Como resultado inevitável deste aparente desprezo pelos investigadores e, consequentemente, pelos LE onde exercem a sua atividade, estão em vias de extinção os investigadores coordenadores (categoria de topo da carreira), o número de investigadores principais (categoria intermédia) é já muito reduzido, e a esmagadora maioria dos investigadores, alguns próximos da aposentação, pertencem à categoria de investigador auxiliar (categoria base de ingresso), os quais permanecem ao longo dos anos exercendo funções que ultrapassam o conteúdo funcional previsto para essa categoria. Por analogia com a carreira docente universitária, a percentagem de investigadores auxiliares deveria ser de 30 a 50%, e não os mais de 85% atuais! Há ainda uma série de responsabilidades institucionais que os LEs não podem assumir por falta das categorias de topo. Acresce que todos os investigadores com menos de 13 anos na categoria permanecem no seu nível remuneratório inicial. Acrescem a estes investigadores, outros doutorados ainda não integrados na CIC. São facilmente compreensíveis a frustração e sentimentos de injustiça e indignação.

Imagine-se o que seria um Governo só com secretários de Estado, um sistema judicial só com juízes de 1.ª instância, um exército só com oficiais inferiores, ou um ensino universitário só com professores auxiliares. É esta a situação da carreira de investigação nos LE – pede-se aos investigadores que funcionem sem o necessário equilíbrio e composição dos seus quadros e sem o adequado reconhecimento pela evolução do trabalho que desenvolvem e das responsabilidades que assumem. É óbvio o reflexo negativo desta lamentável situação no funcionamento dos LE, que só pela dedicação dos seus investigadores, pelo gosto que têm pela sua atividade e pelo seu sentido de responsabilidade no desempenho de funções públicas, conseguem atingir os objetivos da sua missão. Dificilmente tal situação será mantida no futuro. Se nada for feito, nos próximos 2-3 anos as aposentações previstas dos investigadores dos LE irão impossibilitar o cumprimento da sua missão, e escolhas terão de ser feitas, pondo em risco pessoas e bens nas diferentes áreas de intervenção dos LE.

Haverá uma luz ao fundo do túnel?

Neste momento não há! Mas poderão ser dados passos para que ela se acenda. Para tal, urge proceder à revisão do Estatuto da CIC, nos aspetos respeitantes à avaliação do desempenho dos investigadores, às regras de progressão remuneratória, ao restabelecimento do equilíbrio entre as diferentes categorias e à manutenção do paralelismo com a Carreira Docente Universitária e Politécnica onde o equilíbrio entre as categorias já foi restabelecido em 2019. Urge também valorizar os LE tendo em atenção a sua especificidade e relevância para a sociedade, criando condições para a atualização e modernização contínua das suas instalações e equipamentos e para a boa gestão dos recursos humanos e financeiros.

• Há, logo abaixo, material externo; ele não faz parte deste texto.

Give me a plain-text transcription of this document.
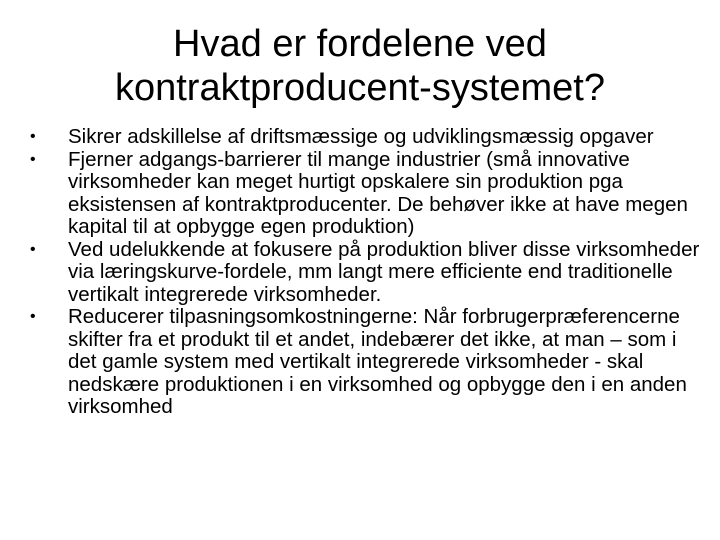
Hvad er fordelene ved
kontraktproducent-systemet?
•	Sikrer adskillelse af driftsmæssige og udviklingsmæssig opgaver
•	Fjerner adgangs-barrierer til mange industrier (små innovative virksomheder kan meget hurtigt opskalere sin produktion pga eksistensen af kontraktproducenter. De behøver ikke at have megen kapital til at opbygge egen produktion)
•	Ved udelukkende at fokusere på produktion bliver disse virksomheder via læringskurve-fordele, mm langt mere efficiente end traditionelle vertikalt integrerede virksomheder.
•	Reducerer tilpasningsomkostningerne: Når forbrugerpræferencerne skifter fra et produkt til et andet, indebærer det ikke, at man – som i det gamle system med vertikalt integrerede virksomheder - skal nedskære produktionen i en virksomhed og opbygge den i en anden virksomhed
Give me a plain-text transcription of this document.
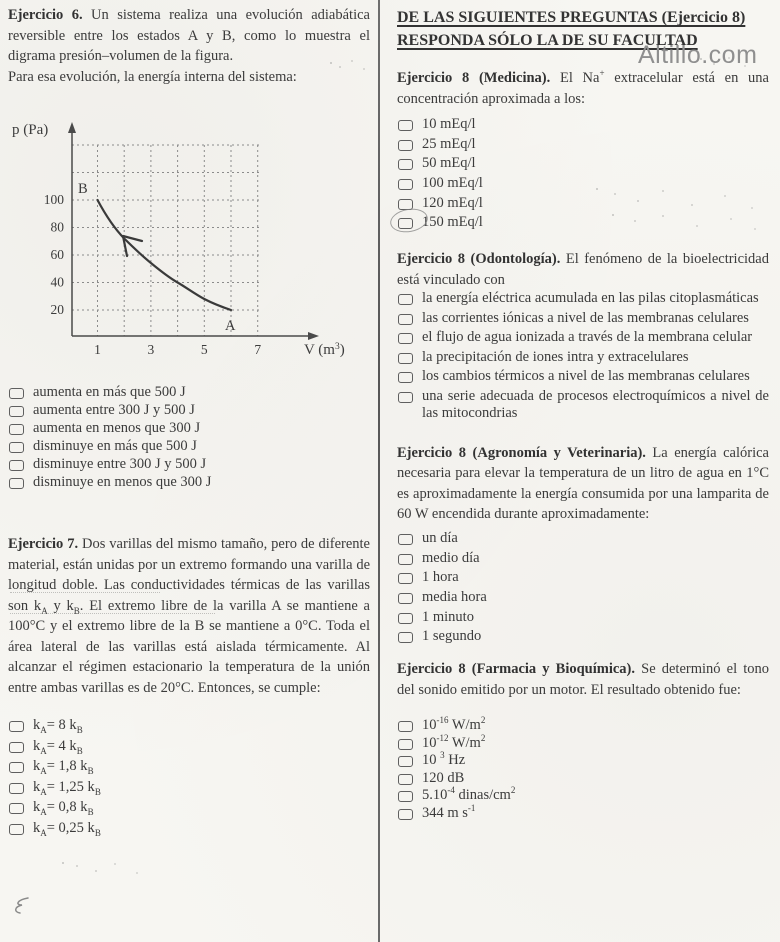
Ejercicio 6. Un sistema realiza una evolución adiabática reversible entre los estados A y B, como lo muestra el digrama presión–volumen de la figura.

Para esa evolución, la energía interna del sistema:

p (Pa)
V $(m^3)$
100
80
60
40
20
1	3	5	7
B
A
aumenta en más que 500 J
aumenta entre 300 J y 500 J
aumenta en menos que 300 J
disminuye en más que 500 J
disminuye entre 300 J y 500 J
disminuye en menos que 300 J

Ejercicio 7. Dos varillas del mismo tamaño, pero de diferente material, están unidas por un extremo formando una varilla de longitud doble. Las conductividades térmicas de las varillas son $k_A$ y $k_B$. El extremo libre de la varilla A se mantiene a 100°C y el extremo libre de la B se mantiene a 0°C. Toda el área lateral de las varillas está aislada térmicamente. Al alcanzar el régimen estacionario la temperatura de la unión entre ambas varillas es de 20°C. Entonces, se cumple:

$k_A= 8$ $k_B$
$k_A= 4$ $k_B$
$k_A= 1,8$ $k_B$
$k_A= 1,25$ $k_B$
$k_A= 0,8$ $k_B$
$k_A= 0,25$ $k_B$

DE LAS SIGUIENTES PREGUNTAS (Ejercicio 8)
RESPONDA SÓLO LA DE SU FACULTAD

Ejercicio 8 (Medicina). El Na+ extracelular está en una concentración aproximada a los:

10 mEq/l
25 mEq/l
50 mEq/l
100 mEq/l
120 mEq/l
150 mEq/l

Ejercicio 8 (Odontología). El fenómeno de la bioelectricidad está vinculado con

la energía eléctrica acumulada en las pilas citoplasmáticas
las corrientes iónicas a nivel de las membranas celulares
el flujo de agua ionizada a través de la membrana celular
la precipitación de iones intra y extracelulares
los cambios térmicos a nivel de las membranas celulares
una serie adecuada de procesos electroquímicos a nivel de las mitocondrias

Ejercicio 8 (Agronomía y Veterinaria). La energía calórica necesaria para elevar la temperatura de un litro de agua en 1°C es aproximadamente la energía consumida por una lamparita de 60 W encendida durante aproximadamente:

un día
medio día
1 hora
media hora
1 minuto
1 segundo

Ejercicio 8 (Farmacia y Bioquímica). Se determinó el tono del sonido emitido por un motor. El resultado obtenido fue:

$10^{-16}$ $W/m^2$
$10^{-12}$ $W/m^2$
10 $^3$ Hz
120 dB
$5.10^{-4}$ dinas/$cm^2$
344 m $s^{-1}$
Altillo.com
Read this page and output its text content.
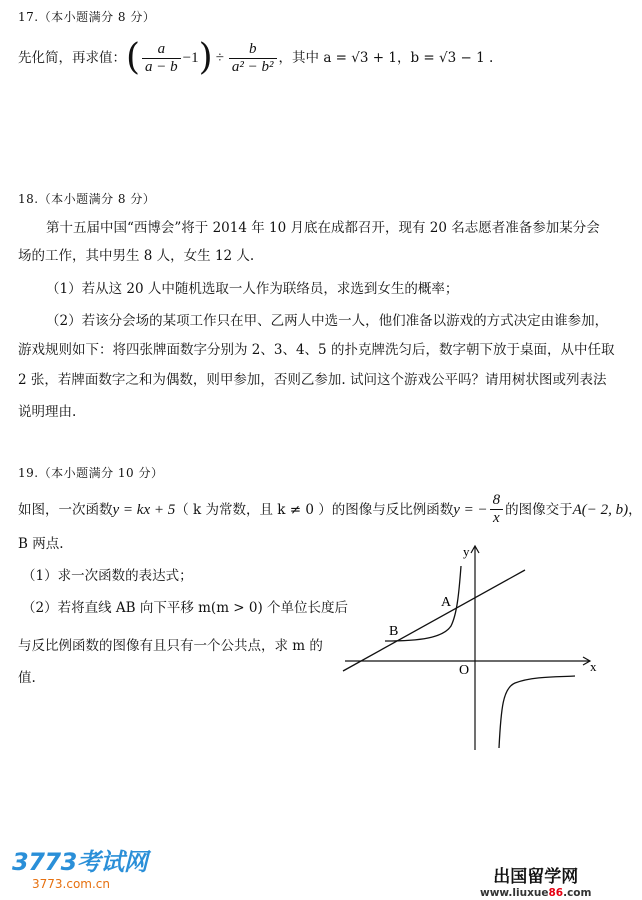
17.（本小题满分 8 分）
先化简，再求值： ( $\frac{a}{a - b} -1$ ) ÷ $\frac{b}{\text{a² − b²}}$ ，其中 a = √3 + 1，b = √3 − 1 .
18.（本小题满分 8 分）
第十五届中国“西博会”将于 2014 年 10 月底在成都召开，现有 20 名志愿者准备参加某分会
场的工作，其中男生 8 人，女生 12 人.
（1）若从这 20 人中随机选取一人作为联络员，求选到女生的概率；
（2）若该分会场的某项工作只在甲、乙两人中选一人，他们准备以游戏的方式决定由谁参加，
游戏规则如下：将四张牌面数字分别为 2、3、4、5 的扑克牌洗匀后，数字朝下放于桌面，从中任取
2 张，若牌面数字之和为偶数，则甲参加，否则乙参加. 试问这个游戏公平吗？请用树状图或列表法
说明理由.
19.（本小题满分 10 分）
如图，一次函数 y = kx + 5 （ k 为常数，且 k ≠ 0 ）的图像与反比例函数 y = − $\frac{8}{x}$ 的图像交于 A(− 2, b) ，
B 两点.
（1）求一次函数的表达式；
（2）若将直线 AB 向下平移 m(m > 0) 个单位长度后
与反比例函数的图像有且只有一个公共点，求 m 的
值.
y
x
O
A
B
3773考试网
3773.com.cn	出国留学网
www.liuxue86.com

Se nada se fizer, se os responsáveis governativos continuarem a não agir às sucessivas chamadas de atenção, a luz ao fundo do túnel não se acenderá. Quem irá mitigar os riscos naturais, alimentares, ambientais, de saúde e tecnológicos para salvaguardar a segurança dos cidadãos e dos seus bens? Quem suportará as políticas e as respostas/pareceres/decisões em inúmeras áreas governativas, ou a quem irá o Estado recorrer em futuros momentos de crise?